As ‘A’ Company battled with the Japanese, ‘B’ Echelon area, at the southern end of the perimeter, was probed by a 60-strong party of Japanese who were driven off by the fire of a mule company. This was considered to be the precursor of a heavier attack and, shortly after, a large column was observed making its way along a [i]‘nullah’ /i which ran below the positions held by the WY’s Orderly Room staff, Sanitation Section and other personnel belonging to the battalion’s HQ and Admin Companies, under the command of Regimental Sergeant Major (RSM) Maloney.

The RSM had plenty of grenades and he detailed some of his men as throwers while others were to pull out the pins for them. Volleys of grenades burst around the startled column of Japanese, followed by rapid rifle and automatic fire. In a slaughter lasting ten minutes, 110 Japanese were killed, 45 of them in an area of forty yards, as they tried to scramble up one or other of the banks of the nullah (it was here that the body of the aforementioned ‘Shogun’ was discovered and Messervy’s hat was retrieved). A Japanese officer, frantic for revenge , slashed at the Orderly Room sergeant with his sword, but the latter caught the blow on his rifle and, with the assistance of his corporal, bayoneted the man.

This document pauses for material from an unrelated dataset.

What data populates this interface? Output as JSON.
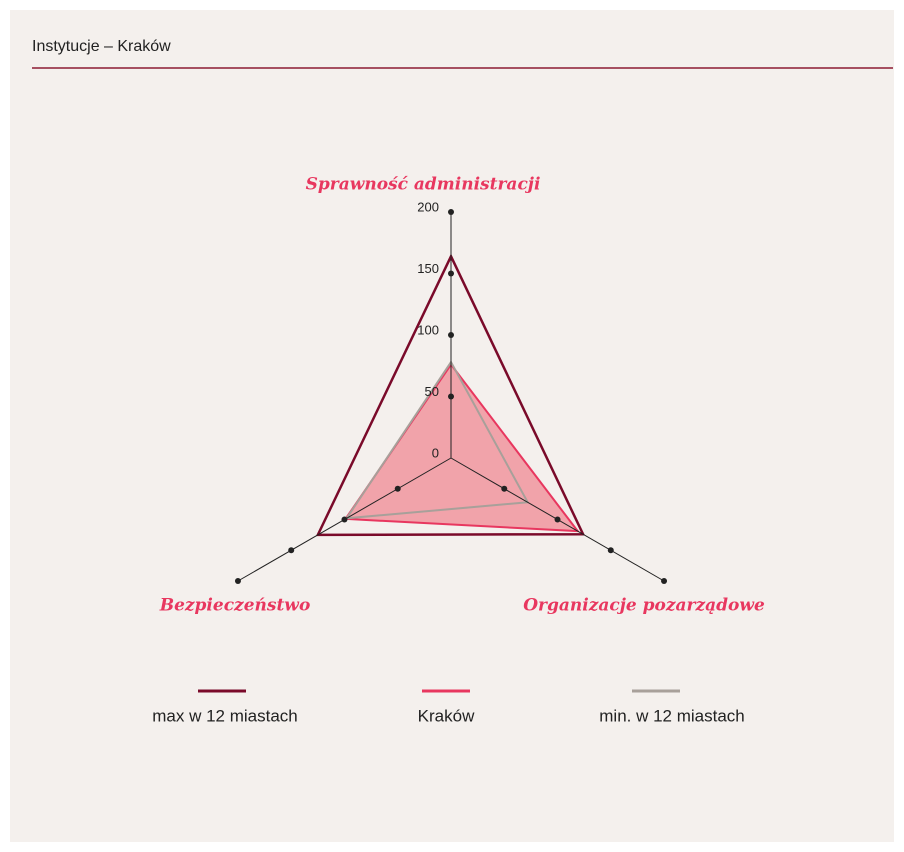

A Japanese prisoner was taken in this action, and because he had allowed himself to be taken alive and had, in consequence, automatically become an outcast among his people, he was willing to talk freely. Also, the detailed plans for Hanya’s ‘Ha-Go’ offensive were found on an officer’s body. The orders contained specific references to the Admin Box, which was to be attacked with “fanatical fury” as a means of securing the accumulated supplies within…And so it began!

The island campiagns in the pacific did not involve clashes with really enormous numbers of troops. I imagine people might not have been so interested in battles of smaller scale.

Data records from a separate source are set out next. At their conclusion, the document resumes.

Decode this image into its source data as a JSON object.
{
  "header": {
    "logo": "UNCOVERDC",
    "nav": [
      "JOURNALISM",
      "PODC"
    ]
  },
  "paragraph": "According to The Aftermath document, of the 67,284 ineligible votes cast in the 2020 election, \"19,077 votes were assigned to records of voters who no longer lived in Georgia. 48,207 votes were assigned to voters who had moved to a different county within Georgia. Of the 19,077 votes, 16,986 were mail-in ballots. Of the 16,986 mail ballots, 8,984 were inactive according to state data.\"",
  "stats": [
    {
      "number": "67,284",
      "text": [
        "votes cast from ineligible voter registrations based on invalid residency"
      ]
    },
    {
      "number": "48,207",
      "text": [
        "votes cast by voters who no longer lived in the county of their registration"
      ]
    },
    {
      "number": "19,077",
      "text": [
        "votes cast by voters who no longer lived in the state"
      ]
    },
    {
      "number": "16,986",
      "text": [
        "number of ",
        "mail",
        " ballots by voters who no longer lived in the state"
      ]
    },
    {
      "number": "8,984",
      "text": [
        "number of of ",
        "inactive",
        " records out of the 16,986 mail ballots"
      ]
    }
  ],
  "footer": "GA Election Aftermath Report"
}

A friend of mine who served on a British carrier in the Pacific (as an Avenger pilot), once told me that he had the greatest respect for the the marines of the USMC, who displayed great courage and tenacity during their island hopping campaign. Theirs was a great effort, sacrifice and contribution and ought not be trivialised.

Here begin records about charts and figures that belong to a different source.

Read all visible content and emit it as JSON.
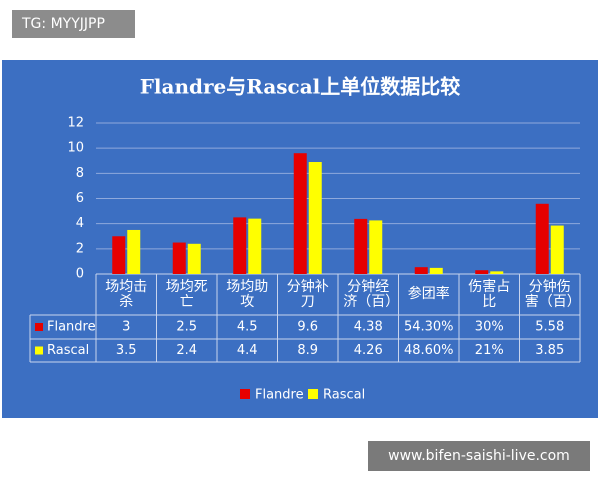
{
  "chart_data": {
    "type": "bar",
    "title": "Flandre与Rascal上单位数据比较",
    "categories": [
      "场均击杀",
      "场均死亡",
      "场均助攻",
      "分钟补刀",
      "分钟经济（百）",
      "参团率",
      "伤害占比",
      "分钟伤害（百）"
    ],
    "series": [
      {
        "name": "Flandre",
        "color": "#e60000",
        "values": [
          3,
          2.5,
          4.5,
          9.6,
          4.38,
          0.543,
          0.3,
          5.58
        ],
        "value_labels": [
          "3",
          "2.5",
          "4.5",
          "9.6",
          "4.38",
          "54.30%",
          "30%",
          "5.58"
        ]
      },
      {
        "name": "Rascal",
        "color": "#ffff00",
        "values": [
          3.5,
          2.4,
          4.4,
          8.9,
          4.26,
          0.486,
          0.21,
          3.85
        ],
        "value_labels": [
          "3.5",
          "2.4",
          "4.4",
          "8.9",
          "4.26",
          "48.60%",
          "21%",
          "3.85"
        ]
      }
    ],
    "ylim": [
      0,
      12
    ],
    "yticks": [
      0,
      2,
      4,
      6,
      8,
      10,
      12
    ],
    "grid": true,
    "legend": "bottom"
  },
  "overlay": {
    "top_left": "TG: MYYJJPP",
    "bottom_right": "www.bifen-saishi-live.com"
  }
}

Within the captured orders was a map showing rendezvous (RV) points where the Japanese were to form up before attacking the Box. One of these RV’s was a bend in the nullah/chaung that the aforementioned force had been massacred in. Demonstrating a slavish rigidity to their orders, the Japanese returned to this point again and again despite their being repeatedly massacred. At one point the nullah became jammed with decaying bodies, so much so, that the British sent in a bulldozer to clear it.

In contrast to that relatively inexpensive encounter (for the British), other infantry combat was fierce, hard-fought and ruthless. A Japanese medical officer looking over the types of wound suffered by men of 112 Infantry Regiment noticed that they were chiefly bullet wounds and stab wounds from bayonets, indicating the ferocity of CQB fighting. The Japanese were stoical about the results of this, as about much else. A tough and robust sergeant was taken prisoner during the siege with a bullet wound in his left shoulder. When the British medical officer came to examine it, he saw the wound was crawling with maggots. The Japanese sergeant was totally unconcerned (probably because the maggots would clean the wound).